De hier genoemde en ook andere onbekende en onzichtbare scenario’s zijn in die kloof te vinden. Want die komen door hun eigenschappen niet vanzelfsprekend in een systematische RI&E naar voren. Bedrijven onderkennen die gevaren daarom vaak niet.1 Terwijl voor scenario’s met onbekend gevaar2 toch wel degelijk een proactieve aanpak mogelijk is. De auteurs stelden vast dat dit bij onzichtbaar gevaar ook kan.3
Onzichtbaarheid van gevaar, drie voorbeelden
Scenario’s die met onzichtbaarheid te maken hebben, zijn op alle denkbare plekken in een organisatie te vinden. We geven drie voorbeelden.
1. Hittestress niet onderkend
Seizoenskrachten trekken elk jaar met duizenden tegelijk naar het platteland van Sonora in het Noorden van Mexico. Hoge temperaturen en luchtvochtigheid, weinig drinken en weinig rust tijdens het zware werk op het land spelen er een belangrijke rol in de oogsttijd. In de periode 2002 – 2010 werden 393 doden ten gevolge van de hitte geregistreerd.
Het merendeel had een groot deel van elke werkdag verhoging of koorts; levensgevaarlijk
Onderzoeker Rietta Wagoner4 uit Tucson, Arizona, deed er in de zomer van 2016 drie maanden onderzoek. Zij stelde vast dat het merendeel van de werkkrachten het grootste deel van elke werkdag verhoging (37-38 °C) of zelfs koorts (boven 38 °C) had gehad. Dit is levensgevaarlijk.

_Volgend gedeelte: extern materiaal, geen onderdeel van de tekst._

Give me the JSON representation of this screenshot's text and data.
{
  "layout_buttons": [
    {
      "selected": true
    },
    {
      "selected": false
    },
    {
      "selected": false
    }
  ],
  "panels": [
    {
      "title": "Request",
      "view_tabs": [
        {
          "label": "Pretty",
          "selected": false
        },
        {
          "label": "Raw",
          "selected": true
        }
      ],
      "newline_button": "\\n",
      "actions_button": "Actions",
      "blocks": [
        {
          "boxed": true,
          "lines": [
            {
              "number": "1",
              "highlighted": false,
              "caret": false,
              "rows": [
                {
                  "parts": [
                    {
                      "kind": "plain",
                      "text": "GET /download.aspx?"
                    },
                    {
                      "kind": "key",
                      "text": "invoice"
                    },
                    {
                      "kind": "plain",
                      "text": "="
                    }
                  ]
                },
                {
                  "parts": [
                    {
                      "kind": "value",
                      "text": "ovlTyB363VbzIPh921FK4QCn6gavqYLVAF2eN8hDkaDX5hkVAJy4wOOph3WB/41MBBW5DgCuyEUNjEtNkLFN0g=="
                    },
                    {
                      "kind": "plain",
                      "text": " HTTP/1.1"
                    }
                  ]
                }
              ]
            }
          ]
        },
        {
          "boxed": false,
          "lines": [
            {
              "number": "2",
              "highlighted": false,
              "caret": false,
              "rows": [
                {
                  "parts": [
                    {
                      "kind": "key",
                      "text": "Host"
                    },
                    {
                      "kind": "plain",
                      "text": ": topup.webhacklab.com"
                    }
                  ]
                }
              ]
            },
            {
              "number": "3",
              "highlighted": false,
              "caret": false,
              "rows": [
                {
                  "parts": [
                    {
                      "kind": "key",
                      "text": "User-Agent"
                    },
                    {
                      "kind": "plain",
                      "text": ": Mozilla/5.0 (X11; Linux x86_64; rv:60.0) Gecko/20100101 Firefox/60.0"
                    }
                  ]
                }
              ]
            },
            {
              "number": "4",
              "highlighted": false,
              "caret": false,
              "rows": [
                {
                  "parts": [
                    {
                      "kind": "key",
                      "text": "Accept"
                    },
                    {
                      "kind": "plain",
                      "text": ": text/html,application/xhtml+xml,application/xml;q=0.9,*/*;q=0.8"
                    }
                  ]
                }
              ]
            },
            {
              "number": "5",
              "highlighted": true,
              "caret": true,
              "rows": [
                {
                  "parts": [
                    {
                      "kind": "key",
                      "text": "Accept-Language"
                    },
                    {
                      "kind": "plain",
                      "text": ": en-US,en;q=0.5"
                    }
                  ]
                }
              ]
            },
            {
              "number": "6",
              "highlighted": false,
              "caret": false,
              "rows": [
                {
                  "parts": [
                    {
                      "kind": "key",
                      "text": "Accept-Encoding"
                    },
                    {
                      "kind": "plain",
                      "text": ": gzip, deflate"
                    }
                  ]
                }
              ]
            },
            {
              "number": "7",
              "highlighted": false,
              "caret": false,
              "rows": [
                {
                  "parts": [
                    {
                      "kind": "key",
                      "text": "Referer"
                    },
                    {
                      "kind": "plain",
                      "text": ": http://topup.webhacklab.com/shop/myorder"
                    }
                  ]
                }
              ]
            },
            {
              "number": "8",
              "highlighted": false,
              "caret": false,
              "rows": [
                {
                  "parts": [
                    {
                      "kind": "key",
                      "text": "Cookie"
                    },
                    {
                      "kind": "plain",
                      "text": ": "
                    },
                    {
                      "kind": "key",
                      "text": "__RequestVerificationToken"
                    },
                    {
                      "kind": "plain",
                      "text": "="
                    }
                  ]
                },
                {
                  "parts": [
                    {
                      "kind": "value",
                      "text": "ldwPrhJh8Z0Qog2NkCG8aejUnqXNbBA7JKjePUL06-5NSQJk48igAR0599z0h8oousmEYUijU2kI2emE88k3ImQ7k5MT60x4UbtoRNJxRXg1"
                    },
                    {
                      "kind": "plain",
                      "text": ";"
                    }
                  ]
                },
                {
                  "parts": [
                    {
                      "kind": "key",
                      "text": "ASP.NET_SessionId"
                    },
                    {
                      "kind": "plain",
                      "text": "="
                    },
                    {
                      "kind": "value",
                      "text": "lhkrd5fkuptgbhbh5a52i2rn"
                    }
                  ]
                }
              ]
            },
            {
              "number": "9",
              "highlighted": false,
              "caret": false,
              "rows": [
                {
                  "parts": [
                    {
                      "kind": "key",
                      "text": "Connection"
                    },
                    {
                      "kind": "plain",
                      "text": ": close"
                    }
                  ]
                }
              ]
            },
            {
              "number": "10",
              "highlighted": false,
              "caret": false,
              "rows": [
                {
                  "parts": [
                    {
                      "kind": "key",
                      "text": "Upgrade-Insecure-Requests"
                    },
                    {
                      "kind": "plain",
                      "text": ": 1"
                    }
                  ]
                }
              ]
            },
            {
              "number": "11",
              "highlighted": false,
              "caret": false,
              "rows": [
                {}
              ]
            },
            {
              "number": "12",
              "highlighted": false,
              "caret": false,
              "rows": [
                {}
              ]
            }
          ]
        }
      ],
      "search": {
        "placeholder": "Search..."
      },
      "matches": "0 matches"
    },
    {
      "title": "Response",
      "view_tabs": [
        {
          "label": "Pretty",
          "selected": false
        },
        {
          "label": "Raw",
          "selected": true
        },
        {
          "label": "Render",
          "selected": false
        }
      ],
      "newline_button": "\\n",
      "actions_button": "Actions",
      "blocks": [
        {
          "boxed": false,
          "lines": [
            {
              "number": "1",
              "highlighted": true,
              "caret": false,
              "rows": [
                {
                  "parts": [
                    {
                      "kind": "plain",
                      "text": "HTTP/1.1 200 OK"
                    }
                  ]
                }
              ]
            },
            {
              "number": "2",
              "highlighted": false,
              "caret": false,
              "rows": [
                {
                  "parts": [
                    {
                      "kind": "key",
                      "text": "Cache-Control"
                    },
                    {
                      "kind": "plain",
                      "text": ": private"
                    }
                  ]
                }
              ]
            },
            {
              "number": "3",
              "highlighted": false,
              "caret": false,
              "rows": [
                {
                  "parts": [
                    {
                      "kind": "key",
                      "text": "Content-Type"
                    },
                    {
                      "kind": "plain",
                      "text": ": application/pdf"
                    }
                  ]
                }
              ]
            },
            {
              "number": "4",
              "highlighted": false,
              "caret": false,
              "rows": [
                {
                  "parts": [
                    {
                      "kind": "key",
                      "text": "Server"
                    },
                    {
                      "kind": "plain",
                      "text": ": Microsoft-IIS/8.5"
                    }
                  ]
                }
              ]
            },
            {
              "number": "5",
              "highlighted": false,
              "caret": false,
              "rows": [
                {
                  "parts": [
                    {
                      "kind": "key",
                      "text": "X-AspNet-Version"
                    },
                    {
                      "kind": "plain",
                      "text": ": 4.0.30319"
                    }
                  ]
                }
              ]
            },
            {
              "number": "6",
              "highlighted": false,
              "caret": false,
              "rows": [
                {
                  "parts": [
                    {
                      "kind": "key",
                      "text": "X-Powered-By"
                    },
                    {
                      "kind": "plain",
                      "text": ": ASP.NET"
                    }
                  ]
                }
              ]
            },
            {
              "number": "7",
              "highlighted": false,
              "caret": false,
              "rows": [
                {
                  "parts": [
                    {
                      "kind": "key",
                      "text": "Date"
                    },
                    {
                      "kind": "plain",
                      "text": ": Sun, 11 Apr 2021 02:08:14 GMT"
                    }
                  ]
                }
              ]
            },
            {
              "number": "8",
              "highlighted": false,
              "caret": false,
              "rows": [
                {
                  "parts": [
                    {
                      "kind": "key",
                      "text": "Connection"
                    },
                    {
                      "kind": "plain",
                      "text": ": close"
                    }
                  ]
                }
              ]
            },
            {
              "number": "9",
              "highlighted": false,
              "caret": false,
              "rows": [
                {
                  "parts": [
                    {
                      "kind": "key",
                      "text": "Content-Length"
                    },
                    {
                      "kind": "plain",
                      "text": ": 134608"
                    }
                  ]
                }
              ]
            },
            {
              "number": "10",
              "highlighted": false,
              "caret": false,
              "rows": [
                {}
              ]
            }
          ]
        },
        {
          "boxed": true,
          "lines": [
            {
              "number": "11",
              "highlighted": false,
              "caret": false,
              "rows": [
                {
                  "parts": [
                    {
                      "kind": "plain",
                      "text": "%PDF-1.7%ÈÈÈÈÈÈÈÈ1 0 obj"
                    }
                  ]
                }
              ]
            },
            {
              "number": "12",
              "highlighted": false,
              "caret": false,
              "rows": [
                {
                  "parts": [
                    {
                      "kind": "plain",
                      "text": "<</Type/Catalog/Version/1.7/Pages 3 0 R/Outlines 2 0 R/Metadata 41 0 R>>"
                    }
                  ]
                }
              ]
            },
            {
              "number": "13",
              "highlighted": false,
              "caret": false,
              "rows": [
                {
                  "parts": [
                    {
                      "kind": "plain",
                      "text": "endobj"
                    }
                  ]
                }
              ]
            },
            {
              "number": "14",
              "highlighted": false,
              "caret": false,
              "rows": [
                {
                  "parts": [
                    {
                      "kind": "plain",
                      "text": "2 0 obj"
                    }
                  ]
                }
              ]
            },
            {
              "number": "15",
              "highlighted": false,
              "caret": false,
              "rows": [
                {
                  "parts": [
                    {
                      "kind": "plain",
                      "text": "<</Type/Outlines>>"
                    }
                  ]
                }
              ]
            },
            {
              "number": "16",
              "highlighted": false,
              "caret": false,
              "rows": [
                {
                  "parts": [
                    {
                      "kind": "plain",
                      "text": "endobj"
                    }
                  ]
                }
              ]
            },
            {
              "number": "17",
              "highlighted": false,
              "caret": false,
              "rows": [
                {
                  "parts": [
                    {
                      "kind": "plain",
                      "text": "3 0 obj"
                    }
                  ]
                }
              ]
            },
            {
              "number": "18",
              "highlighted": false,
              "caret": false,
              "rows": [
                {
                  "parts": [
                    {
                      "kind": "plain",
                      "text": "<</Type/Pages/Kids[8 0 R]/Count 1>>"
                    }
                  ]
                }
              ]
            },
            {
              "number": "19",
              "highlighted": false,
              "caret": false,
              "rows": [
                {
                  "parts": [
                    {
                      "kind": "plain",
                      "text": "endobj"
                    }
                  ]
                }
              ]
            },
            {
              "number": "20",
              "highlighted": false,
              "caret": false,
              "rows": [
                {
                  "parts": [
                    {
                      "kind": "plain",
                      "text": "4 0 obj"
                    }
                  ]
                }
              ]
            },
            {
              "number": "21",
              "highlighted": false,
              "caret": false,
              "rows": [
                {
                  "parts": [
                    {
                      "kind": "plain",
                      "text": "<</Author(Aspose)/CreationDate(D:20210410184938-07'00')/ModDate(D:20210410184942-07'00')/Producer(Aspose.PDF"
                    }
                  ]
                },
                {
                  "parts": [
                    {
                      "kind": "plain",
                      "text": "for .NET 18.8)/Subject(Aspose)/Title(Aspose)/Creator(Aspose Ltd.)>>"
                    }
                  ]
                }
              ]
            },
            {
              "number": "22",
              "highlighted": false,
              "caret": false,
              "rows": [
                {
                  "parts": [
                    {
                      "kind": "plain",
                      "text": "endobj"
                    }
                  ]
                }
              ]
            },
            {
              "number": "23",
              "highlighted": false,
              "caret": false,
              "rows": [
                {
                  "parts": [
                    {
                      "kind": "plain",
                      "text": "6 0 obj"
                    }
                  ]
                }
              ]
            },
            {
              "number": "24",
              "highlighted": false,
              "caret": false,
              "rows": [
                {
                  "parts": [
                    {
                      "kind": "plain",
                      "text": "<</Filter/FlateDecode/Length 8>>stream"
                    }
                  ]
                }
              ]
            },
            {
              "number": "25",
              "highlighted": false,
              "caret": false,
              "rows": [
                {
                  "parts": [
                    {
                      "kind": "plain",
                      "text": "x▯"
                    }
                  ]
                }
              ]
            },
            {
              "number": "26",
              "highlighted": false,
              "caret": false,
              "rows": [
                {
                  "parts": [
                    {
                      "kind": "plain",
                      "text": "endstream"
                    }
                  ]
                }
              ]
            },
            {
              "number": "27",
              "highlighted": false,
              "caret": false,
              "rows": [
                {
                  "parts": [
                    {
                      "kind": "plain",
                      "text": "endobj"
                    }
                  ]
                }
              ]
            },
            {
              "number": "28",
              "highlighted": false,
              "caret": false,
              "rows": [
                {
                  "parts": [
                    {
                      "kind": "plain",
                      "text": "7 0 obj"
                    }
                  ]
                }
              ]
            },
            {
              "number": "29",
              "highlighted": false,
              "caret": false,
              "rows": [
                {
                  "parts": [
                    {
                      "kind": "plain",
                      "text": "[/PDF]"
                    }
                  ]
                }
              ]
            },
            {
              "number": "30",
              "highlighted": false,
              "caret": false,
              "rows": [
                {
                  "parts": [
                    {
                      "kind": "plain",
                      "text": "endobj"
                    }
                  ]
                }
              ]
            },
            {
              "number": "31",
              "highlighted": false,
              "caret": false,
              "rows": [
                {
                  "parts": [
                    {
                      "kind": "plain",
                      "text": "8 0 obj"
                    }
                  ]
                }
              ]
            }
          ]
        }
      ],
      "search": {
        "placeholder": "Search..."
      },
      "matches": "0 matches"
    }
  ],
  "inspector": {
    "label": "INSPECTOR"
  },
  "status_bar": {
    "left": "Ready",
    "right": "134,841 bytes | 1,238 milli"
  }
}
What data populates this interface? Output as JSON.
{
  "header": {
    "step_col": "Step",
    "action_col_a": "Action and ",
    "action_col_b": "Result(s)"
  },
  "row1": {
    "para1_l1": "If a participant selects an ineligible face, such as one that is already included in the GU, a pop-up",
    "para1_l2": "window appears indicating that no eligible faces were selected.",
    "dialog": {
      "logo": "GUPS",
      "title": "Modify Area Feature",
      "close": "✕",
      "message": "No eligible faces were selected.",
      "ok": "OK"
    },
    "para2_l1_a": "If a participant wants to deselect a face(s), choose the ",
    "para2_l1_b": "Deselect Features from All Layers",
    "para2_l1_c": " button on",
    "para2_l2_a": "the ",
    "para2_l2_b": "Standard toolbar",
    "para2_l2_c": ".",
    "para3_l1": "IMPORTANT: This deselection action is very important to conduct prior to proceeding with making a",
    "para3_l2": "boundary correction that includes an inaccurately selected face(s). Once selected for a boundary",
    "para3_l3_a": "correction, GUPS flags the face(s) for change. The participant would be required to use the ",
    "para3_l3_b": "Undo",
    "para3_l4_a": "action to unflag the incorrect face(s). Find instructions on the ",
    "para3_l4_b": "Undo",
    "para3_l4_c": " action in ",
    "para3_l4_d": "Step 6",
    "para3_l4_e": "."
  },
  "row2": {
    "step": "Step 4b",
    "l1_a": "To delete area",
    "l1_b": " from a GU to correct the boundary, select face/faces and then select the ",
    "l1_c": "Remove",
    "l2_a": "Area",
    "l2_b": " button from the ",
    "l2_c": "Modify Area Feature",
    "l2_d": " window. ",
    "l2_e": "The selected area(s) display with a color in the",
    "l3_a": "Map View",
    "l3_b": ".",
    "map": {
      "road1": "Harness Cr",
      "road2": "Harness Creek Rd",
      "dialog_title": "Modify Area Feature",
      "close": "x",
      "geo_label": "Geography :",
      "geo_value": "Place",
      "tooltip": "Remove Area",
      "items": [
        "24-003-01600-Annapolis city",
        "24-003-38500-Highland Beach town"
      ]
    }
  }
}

2. Administratieve processen kunnen mensen, informatie of activiteiten verbergen
Net als in de biologie, natuurkunde en krijgskunde zijn er in administratieve processen ook manieren waarop – in dit geval – informatie onzichtbaar kan worden. Onderzoekers Matteo Turilli uit Hatfield, UK en Luciano Floridi uit Lissabon, Portugal toonden aan dat alleen het verstrekken van veiligheidsinformatie niet voldoende is. Ook moet duidelijk worden gemaakt hoe die informatie tot stand is gekomen6, zodat controle mogelijk is.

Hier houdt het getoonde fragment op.